『ちあきなおみ 沈黙の理由』著者:古賀慎一郎~話題の1冊☆著者インタビュー

『ちあきなおみ 沈黙の理由』新潮社/本体価格1350円

古賀慎一郎(こが・しんいちろう) 1967年、愛知県名古屋市生まれ。高校卒業後、東京キッドブラザーズを経て、俳優・京本政樹の付き人を1年間務める。91年、ちあきなおみ個人事務所「セガワ事務所」にマネジャーとして入社し、8年間をすごす。現在は郷里へ戻り、サービス業に従事している。
――古賀さんは8年間、付き人・最後のマネジャーとしてちあきなおみさんを支えてきました。どんな人物だったのですか?

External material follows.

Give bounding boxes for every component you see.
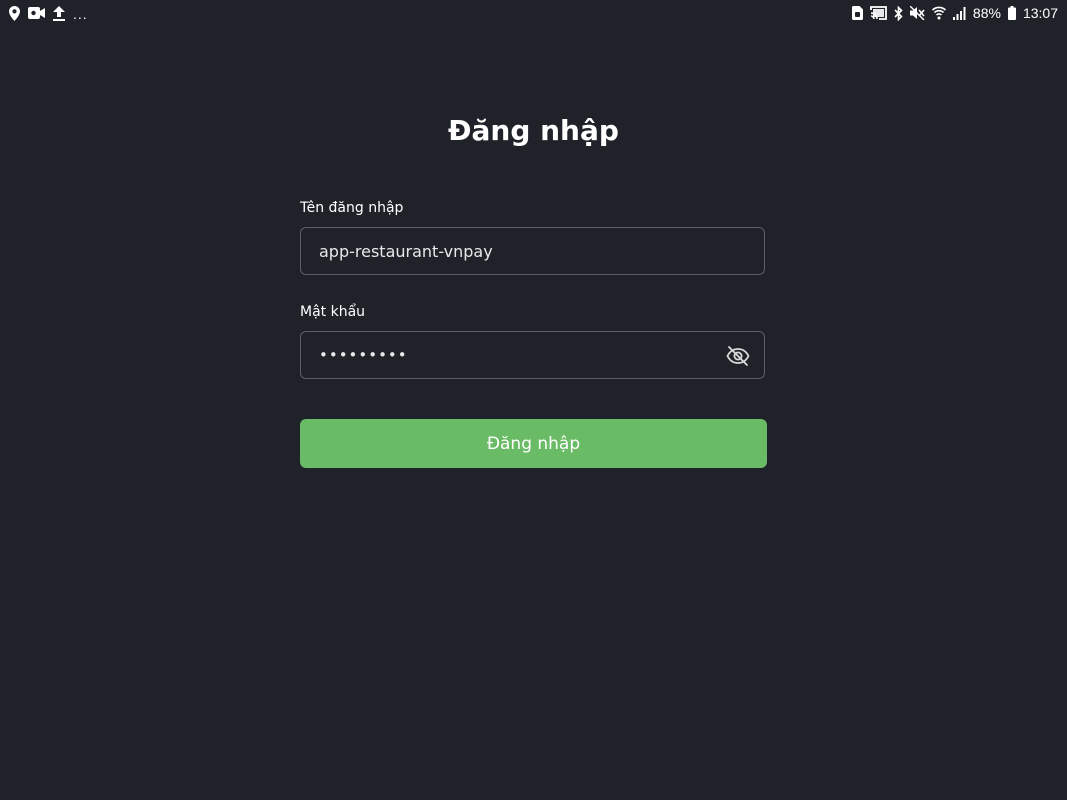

古賀 一言で言えば「女」です。俗に言う「イイ女」と言うよりは、「本物の女」。そうでありながら、私はちあきさんに、侍の精神を感じていました。現役時代、ステージへ向かうちあきさんは、まるで死出の旅路に就くような雰囲気がありました。1曲歌うごとに完璧に生き、そして死ぬ。映像で見ても分かると思いますが、完全に歌いきっている。ちょっと凡人には理解できないような、懐の奥行、すごみを感じていました。意志の強い方で、駄目なものは駄目、そんな頑ななところがあります。

一方で、日常でのちあきさんは、少女のような非常にかわいらしい方でした。そして真面目。今、向き合っていることに対して真剣。自分では「私は底意地が悪い」とおっしゃっていましたが、心根は限りなく優しい方です。生意気なことを言って随分怒られましたが、いつも許してくださいました。私にとっては今でも師のような存在です。

表舞台から消えた理由とは…

――突然の活動停止から28年。彼女が表舞台から消えた理由は何だったのでしょうか?

古賀 プロデューサーの郷鍈治との結婚後、2人で1人のように生きてきたので、郷さんの死は、「ちあきなおみ」の身体の一部をもぎ取られてしまったかのような状態でした。私が「ちあきさん自身がプロデュースすればよいのでは?」と問うと、「自分の好きなものしかやらなくなってしまう」と言っていましたね。ちあきさんにとって郷さんは、自分の気付かない可能性を引き出してくれる師匠のような存在でもあったので、郷さんがいなければ、何もできないとの判断があったんだと思います。郷さんの死は同時に、ちあきなおみの命をも取られたということだと思っています。

――活動停止を聞いてどう思いましたか?

古賀 私はいつか再開すると楽観視していましたが、徐々に復帰の意志はないと分かってきました。周りの関係者は復帰へ向け何度も説得を試みていましたが、徐々に諦めムードになってしまいました。誰が説得しても無理だったと思います。

――今なお、復帰を切望する声は絶えません。可能性はあると思いますか?

古賀 復帰は100%ないと思います。今、ちあきさんとの交流はありませんが、もう一度、必ず会える気がしています。活動停止はアーティストに残された最後の自由だと思うので、どうか穏やかな時間をすごしてほしいと思っています。